Question

evaluate the integral using the indicated trigonometric substitution. (use c for the constant of integration.)
int\frac{x^{3}}{sqrt{x^{2}+100}}dx,quad x = 10\tan(\theta)
sketch and label the associated right - triangle.

Explanation:

Step1: Find $dx$

Given $x = 10\tan(\theta)$, then $dx=10\sec^{2}(\theta)d\theta$. Also, $\sqrt{x^{2}+100}=\sqrt{100\tan^{2}(\theta)+100}=10\sec(\theta)$.

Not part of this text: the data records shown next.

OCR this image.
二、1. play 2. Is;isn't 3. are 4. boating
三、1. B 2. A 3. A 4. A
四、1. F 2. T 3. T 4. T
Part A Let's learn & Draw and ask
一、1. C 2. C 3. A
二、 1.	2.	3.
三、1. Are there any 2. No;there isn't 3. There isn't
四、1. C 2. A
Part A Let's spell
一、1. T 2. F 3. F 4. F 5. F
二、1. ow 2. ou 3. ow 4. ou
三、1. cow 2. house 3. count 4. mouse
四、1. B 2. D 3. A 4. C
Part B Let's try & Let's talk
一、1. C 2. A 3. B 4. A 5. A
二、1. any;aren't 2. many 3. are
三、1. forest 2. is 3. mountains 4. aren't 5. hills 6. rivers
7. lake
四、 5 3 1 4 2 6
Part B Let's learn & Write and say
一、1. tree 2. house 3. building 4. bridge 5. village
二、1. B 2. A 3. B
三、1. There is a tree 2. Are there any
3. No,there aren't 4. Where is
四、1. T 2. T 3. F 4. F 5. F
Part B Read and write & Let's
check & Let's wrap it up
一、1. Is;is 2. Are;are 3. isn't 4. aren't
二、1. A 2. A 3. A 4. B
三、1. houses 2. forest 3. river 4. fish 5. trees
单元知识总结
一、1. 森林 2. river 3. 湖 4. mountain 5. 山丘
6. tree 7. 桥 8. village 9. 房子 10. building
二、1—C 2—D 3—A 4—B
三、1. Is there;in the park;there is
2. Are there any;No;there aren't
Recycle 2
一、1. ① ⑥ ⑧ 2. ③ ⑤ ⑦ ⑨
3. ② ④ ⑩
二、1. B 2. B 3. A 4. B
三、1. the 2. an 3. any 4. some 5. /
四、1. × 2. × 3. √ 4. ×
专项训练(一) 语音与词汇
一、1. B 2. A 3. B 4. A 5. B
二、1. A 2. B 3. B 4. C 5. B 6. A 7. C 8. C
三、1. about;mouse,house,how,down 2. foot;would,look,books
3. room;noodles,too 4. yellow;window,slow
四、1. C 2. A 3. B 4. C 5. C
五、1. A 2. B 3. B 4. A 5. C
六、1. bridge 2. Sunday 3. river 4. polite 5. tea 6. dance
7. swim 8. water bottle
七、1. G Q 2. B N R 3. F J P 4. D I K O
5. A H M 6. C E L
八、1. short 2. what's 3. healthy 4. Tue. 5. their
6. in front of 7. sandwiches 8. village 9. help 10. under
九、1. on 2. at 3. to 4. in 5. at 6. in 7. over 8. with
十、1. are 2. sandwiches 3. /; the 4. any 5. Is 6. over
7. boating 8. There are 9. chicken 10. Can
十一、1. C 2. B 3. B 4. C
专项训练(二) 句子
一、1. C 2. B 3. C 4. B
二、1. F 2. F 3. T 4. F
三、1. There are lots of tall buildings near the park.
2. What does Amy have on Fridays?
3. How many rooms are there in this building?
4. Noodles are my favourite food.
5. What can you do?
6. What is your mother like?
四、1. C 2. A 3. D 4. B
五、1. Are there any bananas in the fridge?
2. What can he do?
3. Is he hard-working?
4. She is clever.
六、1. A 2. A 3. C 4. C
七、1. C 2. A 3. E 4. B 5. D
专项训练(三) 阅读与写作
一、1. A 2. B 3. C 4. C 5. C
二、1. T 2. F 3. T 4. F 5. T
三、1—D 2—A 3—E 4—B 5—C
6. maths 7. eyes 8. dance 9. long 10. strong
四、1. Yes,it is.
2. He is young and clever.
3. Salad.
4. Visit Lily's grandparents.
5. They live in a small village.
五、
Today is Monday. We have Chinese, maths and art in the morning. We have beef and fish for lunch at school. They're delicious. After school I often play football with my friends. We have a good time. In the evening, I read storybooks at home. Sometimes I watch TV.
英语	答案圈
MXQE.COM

Step2: Substitute into the integral

The integral $\int\frac{x^{3}}{\sqrt{x^{2}+100}}dx$ becomes $\int\frac{(10\tan(\theta))^{3}}{10\sec(\theta)}\cdot10\sec^{2}(\theta)d\theta=\int1000\tan^{3}(\theta)\sec(\theta)d\theta$.
Since $\tan^{2}(\theta)=\sec^{2}(\theta) - 1$, we have $\int1000\tan^{3}(\theta)\sec(\theta)d\theta=1000\int\tan^{2}(\theta)\tan(\theta)\sec(\theta)d\theta=1000\int(\sec^{2}(\theta)-1)\tan(\theta)\sec(\theta)d\theta$.
Let $u = \sec(\theta)$, then $du=\tan(\theta)\sec(\theta)d\theta$.
The integral is $1000\int(u^{2}-1)du$.

Step3: Integrate with respect to $u$

$1000\int(u^{2}-1)du=1000(\frac{u^{3}}{3}-u)+C$.

Step4: Substitute back $u = \sec(\theta)$

$1000(\frac{\sec^{3}(\theta)}{3}-\sec(\theta))+C$.
From $x = 10\tan(\theta)$, we know $\tan(\theta)=\frac{x}{10}$, and $\sec(\theta)=\frac{\sqrt{x^{2}+100}}{10}$.
So the integral is $1000[\frac{(\frac{\sqrt{x^{2}+100}}{10})^{3}}{3}-\frac{\sqrt{x^{2}+100}}{10}]+C=\frac{1}{3}(x^{2}+100)^{\frac{3}{2}}- 100\sqrt{x^{2}+100}+C$.

For the right - triangle:
If $x = 10\tan(\theta)$, then $\tan(\theta)=\frac{x}{10}$. In a right - triangle, if the opposite side to the angle $\theta$ is $x$ and the adjacent side is $10$, by the Pythagorean theorem, the hypotenuse is $\sqrt{x^{2}+100}$. So the correct right - triangle is the one with adjacent side $10$, opposite side $x$ and hypotenuse $\sqrt{x^{2}+100}$.

Answer:

$\frac{1}{3}(x^{2}+100)^{\frac{3}{2}}-100\sqrt{x^{2}+100}+C$, and the first right - triangle (adjacent side $10$, opposite side $x$, hypotenuse $\sqrt{x^{2}+100}$) is correct.